2、错误标注数据修改：交叉验证^[9]训练多个模型，取模型预测结果一致且prob比threshold大的数据（或者topN）。多个模型可以采用不同的seed^[10]，不同的训练集测试机，或者不同的模型结果（bert与textcnn等），找出覆盖部分模型预测与标柱数据^[11]不一致的标注错误数据进行修改。

3、数据增强

同义词替换(Synonym Replacement)：从句子中随机选取n个不属于停用词集的单词，并随机选择其同义词替换它们；
随机插入(Random Insertion)：随机的找出句中某个不属于停用词集的词，并求出其随机的同义词，将该同义词插入句子的一个随机位置。重复n次；
随机交换(Random Swap)：随机的选择句中两个单词并交换它们的位置。重复n次；
随机删除(Random Deletion)：以 ppp 的概率，随机的移除句中的每个单词；
反向翻译(back translation)：将源语言翻译成中间语言，再翻译回原语言

二、Model backbone

Transformer已经随着bert而大杀四方了，不同的预训练模型backbone有着不同的应用场景。领域数据充足且条件允许的话可以考虑用行业预料进行预训练，次之进行领域再训练，最后才考虑用公开的模型进行finetune^[12]。各个公开的backbone选择小trick如下：

robert_wwm_ext: 文本分类、NER等任务单句自然语言理解（NLU）任务上性能较好
simbert：句子相似度计算、句子对关系判断等任务上效果较好
GPT系列：文本翻译、文本摘要等自然语言生成（NLG）任务上性能效果较好。三、训练loss等其他trick

三、tricks

样本不均衡问题：除了前面介绍的数据增强，过采样等方法外，还可以试试facalloss、loss加权^[13]等方式处理。
optimizer、lr、warmup、batch\_size^[14]等配合的好也能能够神奇提点（比如通常batch_size较大时lr也可以同步提升）。
训练trick：进行对抗训练^[15]（FGM、PGD）等
多任务学习：增加auxiliary loss
label smoothing^[16]: 经过了噪音数据删除、数据增强等数据精度还是差强人意的话可以考虑
etc···

last but not least：AI performance = data(70%) + model(20%) +other trick(10%)，请把时间花在最能提升模型性能的事情上面，而不是追求各种花式trick叠buff，trick只是用来景上添花，而数据以及选择的模型backbone才是最核心的景色。

作者：爱睡觉的KKY

这里我罗列一些比较通用的trick^[17]，都是经过自己论文或比赛中使用验证过的：

尝试模型初始化方法，不同的分布，分布参数。

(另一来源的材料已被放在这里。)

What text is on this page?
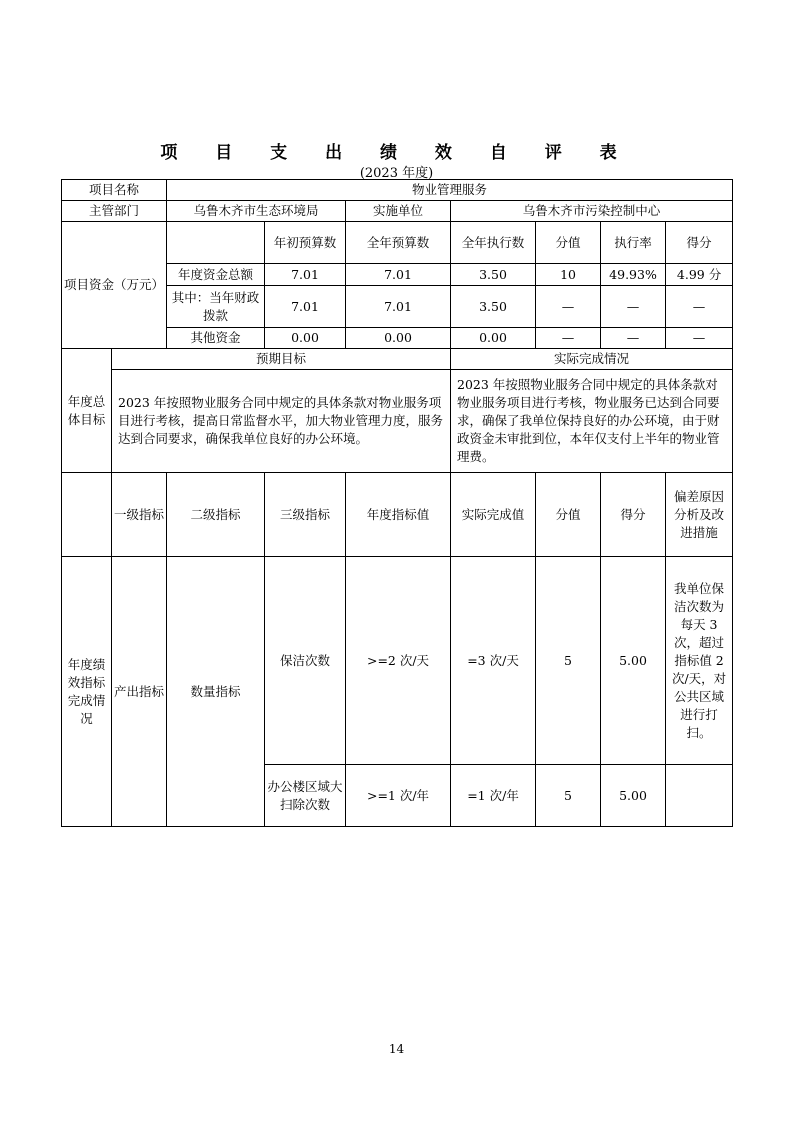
项 目 支 出 绩 效 自 评 表
(2023 年度)
项目名称		物业管理服务						
主管部门		乌鲁木齐市生态环境局		实施单位	乌鲁木齐市污染控制中心			
项目资金（万元）			年初预算数	全年预算数	全年执行数	分值	执行率	得分
		年度资金总额	7.01	7.01	3.50	10	49.93%	4.99 分
		其中：当年财政拨款	7.01	7.01	3.50	—	—	—
		其他资金	0.00	0.00	0.00	—	—	—
年度总体目标	预期目标				实际完成情况			
	2023 年按照物业服务合同中规定的具体条款对物业服务项目进行考核，提高日常监督水平，加大物业管理力度，服务达到合同要求，确保我单位良好的办公环境。				2023 年按照物业服务合同中规定的具体条款对物业服务项目进行考核，物业服务已达到合同要求，确保了我单位保持良好的办公环境，由于财政资金未审批到位，本年仅支付上半年的物业管理费。			
	一级指标	二级指标	三级指标	年度指标值	实际完成值	分值	得分	偏差原因分析及改进措施
年度绩效指标完成情况	产出指标	数量指标	保洁次数	>=2 次/天	=3 次/天	5	5.00	我单位保洁次数为每天 3 次，超过指标值 2 次/天，对公共区域进行打扫。
			办公楼区域大扫除次数	>=1 次/年	=1 次/年	5	5.00	
14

下图是用不同初始化方法网络性能对比，有兴趣的同学可以看看kaiming^[18]的论文Delving Deep into Rectifiers: Surpassing Human-Level Performance on ImageNet Classification^[19] 。

不同的预训练任务初始化，在最近的Google Universal Embedding比赛中，采用ImageNet 1K（1K类别分类）和ImageNet21k的两种Pretrained Model 表现差异非常大，主要原因是21K任务分类粒度更细，模型对图片细粒度信息关注度更高，得到的模型输出作为Image Embedding Vector性能表现越好，有兴趣的同学可以看看这篇讨论^[20]。
warmup cosine lr scheduler ，先热身（学习率逐渐攀升），再进行余弦衰减^[21]，对大模型这个学习率策略非常好用，在huggingface Transformers^[22] 库已经有现成的。

分层学习率或学习率策略
对抗训练提升模型鲁棒性，方法有很多，我常用的是对抗权重扰动^[23]（AWP, Adversarial Weight Perturbation），实现可以参考这篇文章^[24]。
随机权重平均^[25]（Stochastic Weight Averaging，SWA），通过对训练过程中的模型权重进行Avg融合，提升模型鲁棒性，PyTorch有官方实现。

pseudo label^[26] / meta pseudo label ，比赛中常用的半监督技巧。

Meta Pseudo Labels (https://arxiv.org/abs/2003.10580^[27])
Fine-Tuning Pre-trained Language Model with Weak Supervision: A Contrastive-Regularized Self-Training Approach (https://arxiv.org/pdf/2010.07835.pdf^[28])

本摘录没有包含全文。